20 Responses to “Happy Halloween from NWHM!”

  1. --Anne Post says:

    Thank you for researching Halloween–story and great pictures

  2. AA Lloyd says:

    Too bad your narrator mispronounced “samhain.” Gaelic has been spelled badly in Roman letters, so it’s no wonder . . . but if you are going to do a historical presentation, best to learn your pronunciations from a Gaelic speaker.

  3. Very informative and interesting. Enjoyed!

  4. Connie says:

    Charming little history lesson. Thank you.

  5. No matter the occasion, NWHM always entertains and educates.

    Kudos to the team!

    René

  6. JOSEPHINE PELLETIER says:

    Thanks for the history about Halloween. Great to know where it originated, how wonderful that women kept it alive and became a yearly event that is soooo popular to the young and young once.

  7. Christine Sumner says:

    I wanted to love this video! But “Samhain” was mispronounced by the narrator.

  8. Anna Di Bella says:

    This adult is sitting in her home celebrating Halloween and her 54th Anniversary. Thank you so much for the video!

    I am going into my dining room to join the other ghouls. Tonight is my 54th Wedding Anniversary! We are beginning our Fun Night with sliced beets and goat cheese. The menu following will be made up of pumpkin and pasta (a Di Bella Halloween dish) and all vegetables dark and delighting. Yes , we’ll have pumpkin pie and caramel gelato, folllowing pork chops cooked in glazed, charred pinapple sauce.

    There will be no tricks tonight, only treats, except for a few little boos! Thank you again.

  9. Artemis March says:

    When a history museum devoted to women doesn’t do its homework, it’s disappointing.
    If you are going to reference the holiest eve of the Celtic calendar, please learn how to pronounce it. Samhain is approximated as sow-win with accent on first syllable.
    Why feed stereotypes by showing a picture of a male druid when women were druids as well? Druids were an intellectual class of men and women. Women were priestesses, oracles, seers, and prophets. They were lawyers, judges, ambassadors, warriors, and queens in their own right.

  10. Cary Johns says:

    I had no idea that this ‘holiday’ started so long ago, nor how it eventually arrived on US shores. That was a fun bit of learning!!!

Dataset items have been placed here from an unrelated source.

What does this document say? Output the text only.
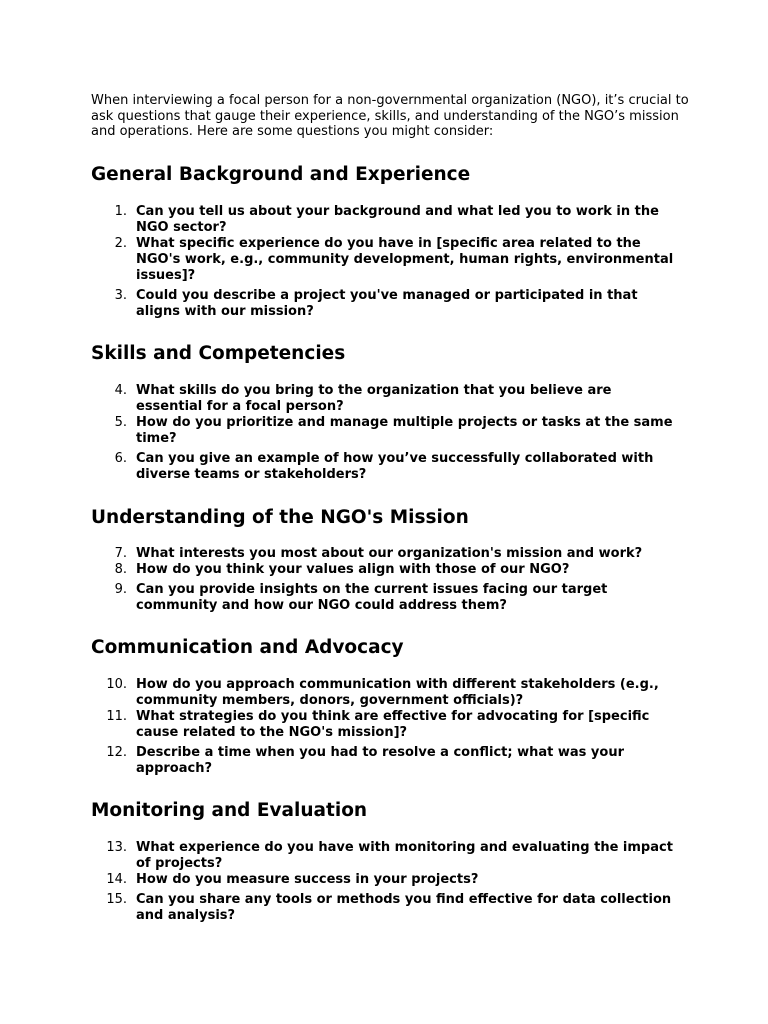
When interviewing a focal person for a non-governmental organization (NGO), it’s crucial to ask questions that gauge their experience, skills, and understanding of the NGO’s mission and operations. Here are some questions you might consider:

General Background and Experience
1. Can you tell us about your background and what led you to work in the NGO sector?
2. What specific experience do you have in [specific area related to the NGO's work, e.g., community development, human rights, environmental issues]?
3. Could you describe a project you've managed or participated in that aligns with our mission?
Skills and Competencies
4. What skills do you bring to the organization that you believe are essential for a focal person?
5. How do you prioritize and manage multiple projects or tasks at the same time?
6. Can you give an example of how you’ve successfully collaborated with diverse teams or stakeholders?
Understanding of the NGO's Mission
7. What interests you most about our organization's mission and work?
8. How do you think your values align with those of our NGO?
9. Can you provide insights on the current issues facing our target community and how our NGO could address them?
Communication and Advocacy
10. How do you approach communication with different stakeholders (e.g., community members, donors, government officials)?
11. What strategies do you think are effective for advocating for [specific cause related to the NGO's mission]?
12. Describe a time when you had to resolve a conflict; what was your approach?
Monitoring and Evaluation
13. What experience do you have with monitoring and evaluating the impact of projects?
14. How do you measure success in your projects?
15. Can you share any tools or methods you find effective for data collection and analysis?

  11. Cathy gunderson says:

    Great information,as always! Keep up the good work.

  12. Paula Wynant says:

    Love the details of the mirror games played. Leave it to women to mark the passage of time in such life affirming ways.

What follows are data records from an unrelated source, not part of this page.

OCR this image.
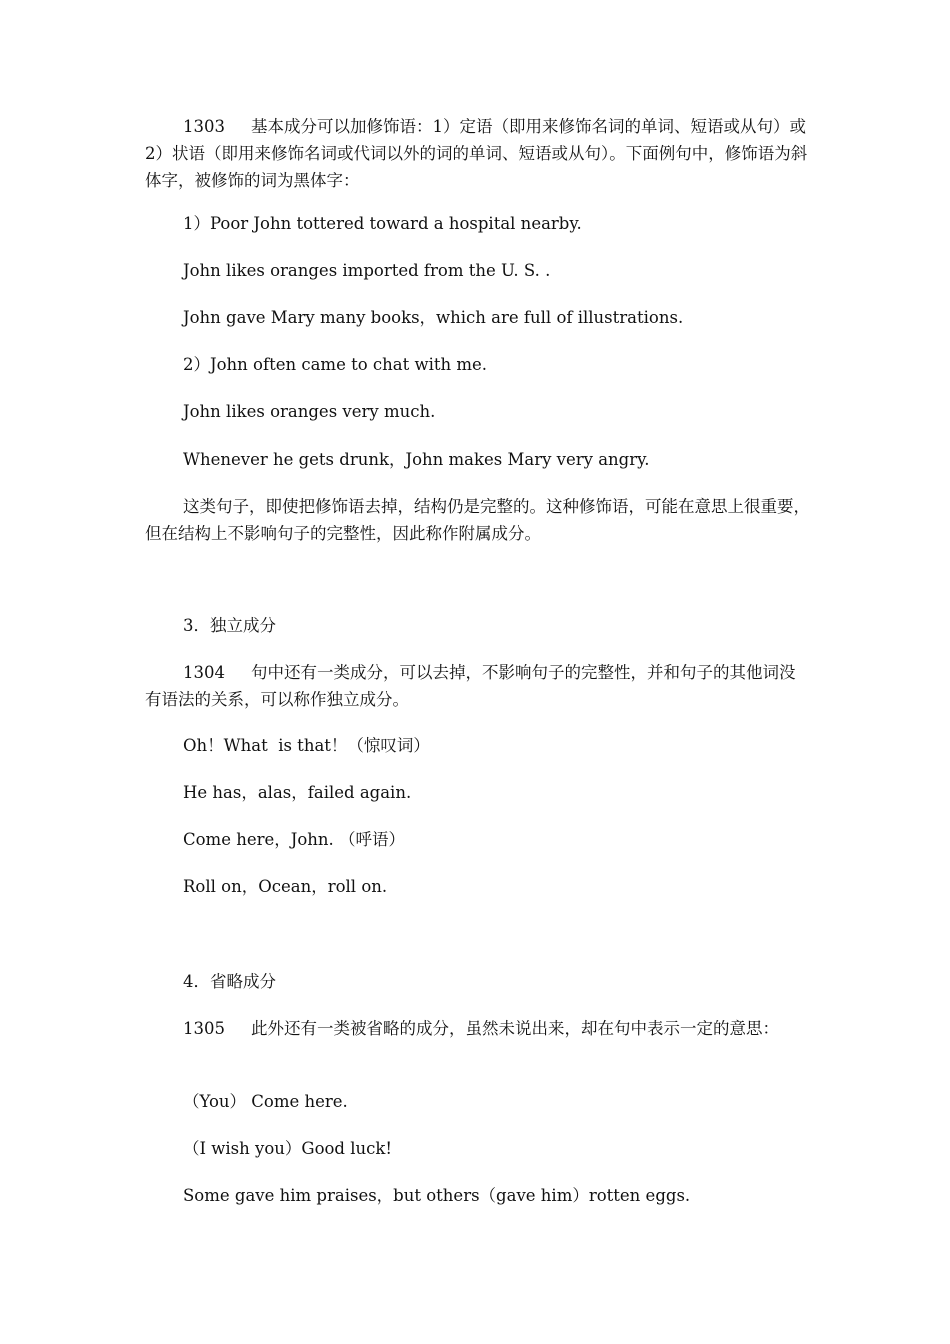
1303 基本成分可以加修饰语：1）定语（即用来修饰名词的单词、短语或从句）或2）状语（即用来修饰名词或代词以外的词的单词、短语或从句）。下面例句中，修饰语为斜体字，被修饰的词为黑体字：

1）Poor John tottered toward a hospital nearby.

John likes oranges imported from the U. S. .

John gave Mary many books，which are full of illustrations.

2）John often came to chat with me.

John likes oranges very much.

Whenever he gets drunk，John makes Mary very angry.

这类句子，即使把修饰语去掉，结构仍是完整的。这种修饰语，可能在意思上很重要，但在结构上不影响句子的完整性，因此称作附属成分。

3．独立成分

1304 句中还有一类成分，可以去掉，不影响句子的完整性，并和句子的其他词没有语法的关系，可以称作独立成分。

Oh！What  is that！（惊叹词）

He has，alas，failed again.

Come here，John. （呼语）

Roll on，Ocean，roll on.

4．省略成分

1305 此外还有一类被省略的成分，虽然未说出来，却在句中表示一定的意思：

（You） Come here.

（I wish you）Good luck!

Some gave him praises，but others（gave him）rotten eggs.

  13. Virginia Laughlin says:

    Thanks for the interesting and delightful video.

  14. Lyndi Sue Hofstra says:

    Great video , great music, Thanks NWHM!

  15. NWHM says:

    Dear Ruth,

    Thanks for bringing this to our attention. We will keep this in mind as we develop videos in the future. Thanks for your support!

  16. NWHM says:

    Cary,

    We’re so glad you enjoyed the video and learned something new!

  17. NWHM says:

    Artemis,

    Thank you for watching the video and pointing out our error in pronunciation. We will pay closer attention to that in the future.

  18. NWHM says:

    Christine,

    Thank you for watching the video and pointing out our error in pronunciation. We will pay closer attention to that in the future.

  19. NWHM says:

    Anna,

    So glad you enjoyed the video!

  20. NWHM says:

    AA,

    Thank you for watching the video and pointing out our error in pronunciation. We will pay closer attention to that in the future.